How do you use the Creative Practice to investigate an area of personal interest and begin a body of work in Unit 3?
apply and explore ideas and an area of personal interest using the Creative Practice to begin a body of work
A VCE Art Creative Practice Unit 3 answer on using the Creative Practice to investigate an area of personal interest, generate and explore personal ideas, and begin the body of work that continues into Unit 4.
Reviewed by: AI editorial process; not yet individually human-reviewed
Have a quick question? Jump to the Q&A page
What this dot point is asking
This outcome is the launch of your major work. Where the first part of Unit 3 used another artist's practice as a starting point, this outcome turns inward: you commit to your own area of interest and drive the Creative Practice yourself. The work you start here is not a self contained exercise; it is the seed of the body of work assessed through the School-Assessed Task.

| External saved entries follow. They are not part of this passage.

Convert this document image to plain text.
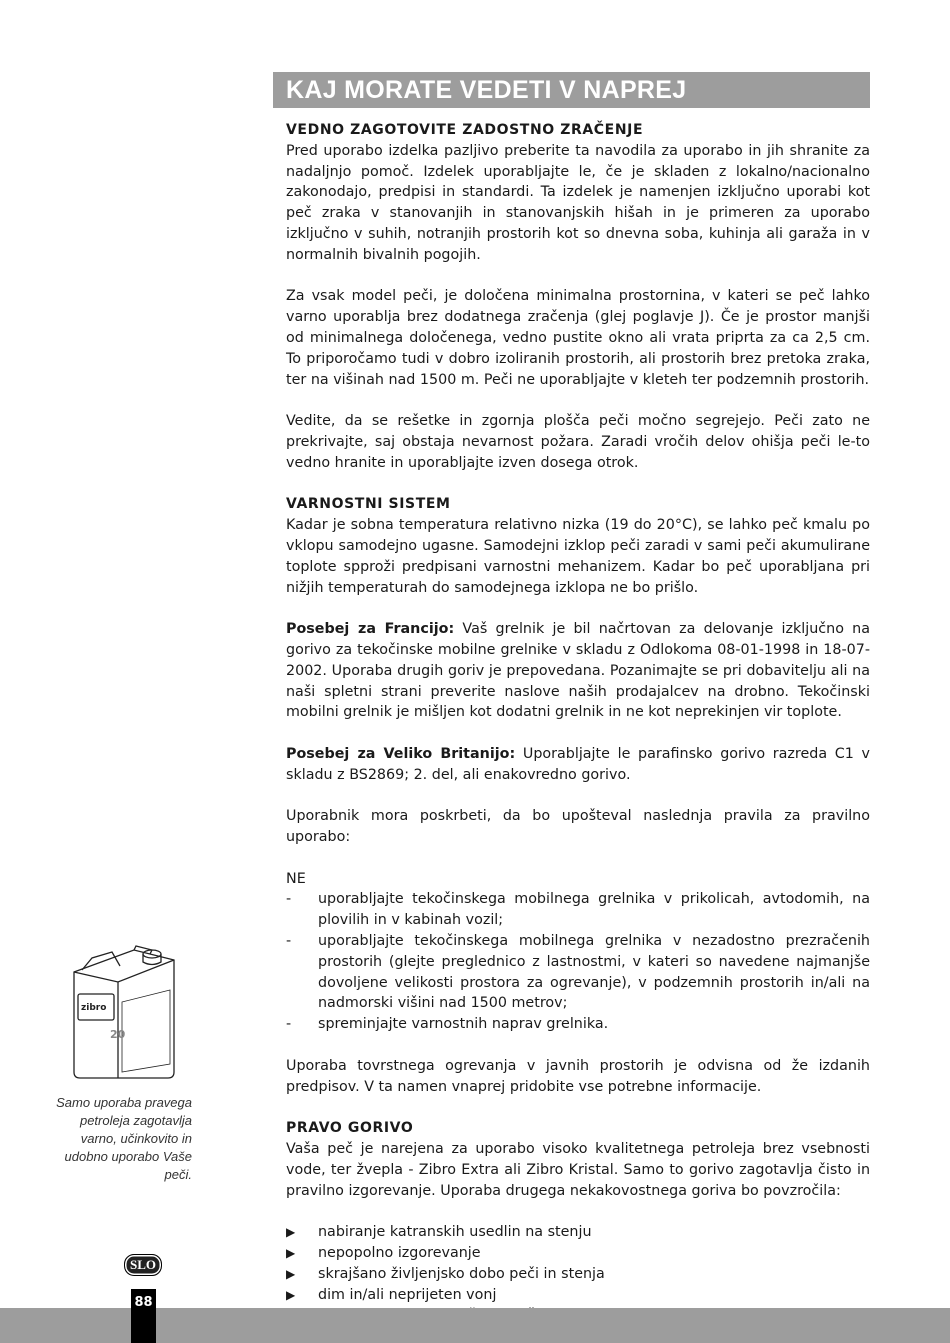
KAJ MORATE VEDETI V NAPREJ
VEDNO ZAGOTOVITE ZADOSTNO ZRAČENJE

Pred uporabo izdelka pazljivo preberite ta navodila za uporabo in jih shranite za nadaljnjo pomoč. Izdelek uporabljajte le, če je skladen z lokalno/nacionalno zakonodajo, predpisi in standardi. Ta izdelek je namenjen izključno uporabi kot peč zraka v stanovanjih in stanovanjskih hišah in je primeren za uporabo izključno v suhih, notranjih prostorih kot so dnevna soba, kuhinja ali garaža in v normalnih bivalnih pogojih.

Za vsak model peči, je določena minimalna prostornina, v kateri se peč lahko varno uporablja brez dodatnega zračenja (glej poglavje J). Če je prostor manjši od minimalnega določenega, vedno pustite okno ali vrata priprta za ca 2,5 cm. To priporočamo tudi v dobro izoliranih prostorih, ali prostorih brez pretoka zraka, ter na višinah nad 1500 m. Peči ne uporabljajte v kleteh ter podzemnih prostorih.

Vedite, da se rešetke in zgornja plošča peči močno segrejejo. Peči zato ne prekrivajte, saj obstaja nevarnost požara. Zaradi vročih delov ohišja peči le-to vedno hranite in uporabljajte izven dosega otrok.

VARNOSTNI SISTEM

Kadar je sobna temperatura relativno nizka (19 do 20°C), se lahko peč kmalu po vklopu samodejno ugasne. Samodejni izklop peči zaradi v sami peči akumulirane toplote spproži predpisani varnostni mehanizem. Kadar bo peč uporabljana pri nižjih temperaturah do samodejnega izklopa ne bo prišlo.

Posebej za Francijo: Vaš grelnik je bil načrtovan za delovanje izključno na gorivo za tekočinske mobilne grelnike v skladu z Odlokoma 08-01-1998 in 18-07-2002. Uporaba drugih goriv je prepovedana. Pozanimajte se pri dobavitelju ali na naši spletni strani preverite naslove naših prodajalcev na drobno. Tekočinski mobilni grelnik je mišljen kot dodatni grelnik in ne kot neprekinjen vir toplote.

Posebej za Veliko Britanijo: Uporabljajte le parafinsko gorivo razreda C1 v skladu z BS2869; 2. del, ali enakovredno gorivo.

Uporabnik mora poskrbeti, da bo upošteval naslednja pravila za pravilno uporabo:

NE

- uporabljajte tekočinskega mobilnega grelnika v prikolicah, avtodomih, na plovilih in v kabinah vozil;
- uporabljajte tekočinskega mobilnega grelnika v nezadostno prezračenih prostorih (glejte preglednico z lastnostmi, v kateri so navedene najmanjše dovoljene velikosti prostora za ogrevanje), v podzemnih prostorih in/ali na nadmorski višini nad 1500 metrov;
- spreminjajte varnostnih naprav grelnika.

Uporaba tovrstnega ogrevanja v javnih prostorih je odvisna od že izdanih predpisov. V ta namen vnaprej pridobite vse potrebne informacije.

PRAVO GORIVO

Vaša peč je narejena za uporabo visoko kvalitetnega petroleja brez vsebnosti vode, ter žvepla - Zibro Extra ali Zibro Kristal. Samo to gorivo zagotavlja čisto in pravilno izgorevanje. Uporaba drugega nekakovostnega goriva bo povzročila:

▶ nabiranje katranskih usedlin na stenju
▶ nepopolno izgorevanje
▶ skrajšano življenjsko dobo peči in stenja
▶ dim in/ali neprijeten vonj
zibro
20
Samo uporaba pravega petroleja zagotavlja varno, učinkovito in udobno uporabo Vaše peči.
SLO
88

Choosing an area of personal interest
An area of personal interest is the territory your body of work will explore: a theme, a question, a place, a personal experience, a social concern. It needs to be genuinely yours and broad enough to sustain months of investigation, but focused enough to develop depth. A vague interest such as "nature" is hard to develop; a focused one such as the regrowth of bushland after fire gives you something specific to interrogate.
Applying the Creative Practice
This outcome is named "personal investigation using the Creative Practice" because the framework is your method. You work the components: exploring and connecting with ideas around your interest, developing and refining them through material experiments, and beginning to resolve directions. Reflection runs throughout, and the Interpretive Lenses help you analyse both your sources and your own developing work.
Exploring rather than deciding too early
The biggest gains come from genuine width before commitment. Generate many possibilities around your area of interest, test them in different materials, and keep options open. Premature commitment to a single idea produces a thin body of work because there is nowhere left to develop. The visual diary should show real exploration, including directions you tried and abandoned with reasons.
Documenting in the visual diary
Everything in this investigation must be visible in the visual diary, because the diary is the evidence assessed in the School-Assessed Task. Date entries, keep experiments, and annotate using the language of the Creative Practice and the Interpretive Lenses. Record what you are exploring, what each trial communicates, and what you will pursue next. This is also the material your Unit 4 critique will examine.
How it feeds Unit 4
The body of work begun here is presented for critique early in Unit 4, then refined and resolved into a finished body of work for presentation. Because Unit 3 Outcome 2 and the Unit 4 making outcomes are continuous and assessed together, treat this investigation as the foundation of your highest stakes work rather than as a standalone task.
Build the habit of treating this outcome as the genuine beginning of a long investigation. Choose an interest you can sustain, explore it widely in your diary, and let reflection select the directions you will develop. That groundwork is what makes a strong, resolved body of work possible in Unit 4.